Saturday, May 31, 2014



Jon Favreau, John Leguizamo


May 9, 2014 (NY/LA)
May 16, 2014 (EXPANDED)

Jon Favreau

Open Road Films

1 hour 54 minutes



I was honestly taken by surprise by not only how fresh and sweet Jon Favreau's return to indie filmmaking, "Chef," was, but also how much it incorporated social media into the plot.  Popular sites and apps such as Twitter and Vine are all incorporated into the film's narrative, and it actually helps to move the story along.  This film is about Carl Casper, one of the most renowned chefs in all of Los Angeles.  After having a massive breakdown in front of a prestigious food critic, as well as the hundreds of people around him with their cell phones recording him, Casper travels across the country with his son and supportive ex-wife down to Miami in order to open a food truck business.  The plot might sound a little generic and nothing special, but there's more to this little indie gem that meets the eye.

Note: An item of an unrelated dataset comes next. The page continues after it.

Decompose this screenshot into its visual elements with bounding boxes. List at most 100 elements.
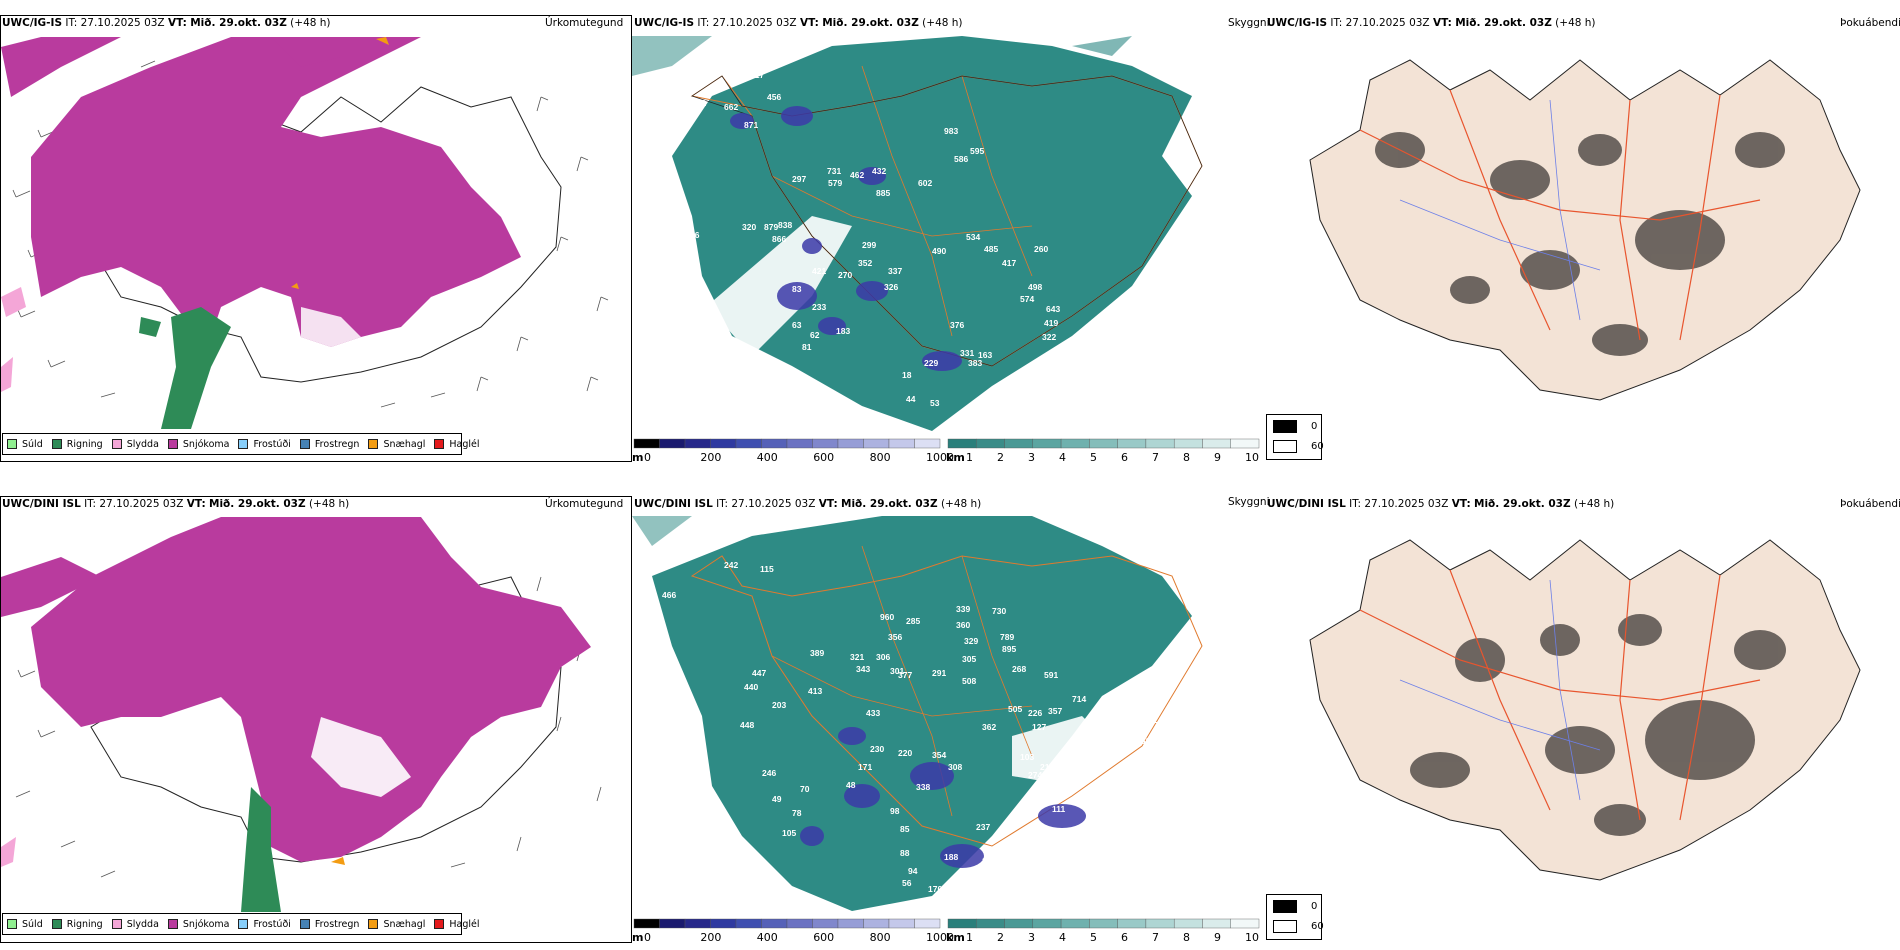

The acting from everyone, regardless of how large or small their parts are, is great and a lot of fun to watch.  The film, in a way, serves as a metaphor for John Favreau returning to his "roots," meaning his independent film roots from the 90s after years of working on movies like "Iron Man" for the past decade or so.  To me, this movie as a whole is the definition of a modern crowd-pleaser, and the reason for that is because it's so hard not to smile during this movie thanks to its uplifting nature.  Despite the R rating, which is mostly for language, this is a great movie to see with the family.  Despite the ending being rushed and the movie itself having one or two plot holes in there that come to mind, "Chef" is a great little gem that is just as smart and crafty as it is charming and funny.  But, just a suggestion for those who do go see this, this two hour flick will make you hungry thanks to the incredible looking food made on screen.  My suggestion: either have a nice meal before seeing this movie or grab a quick little bite after the film ends.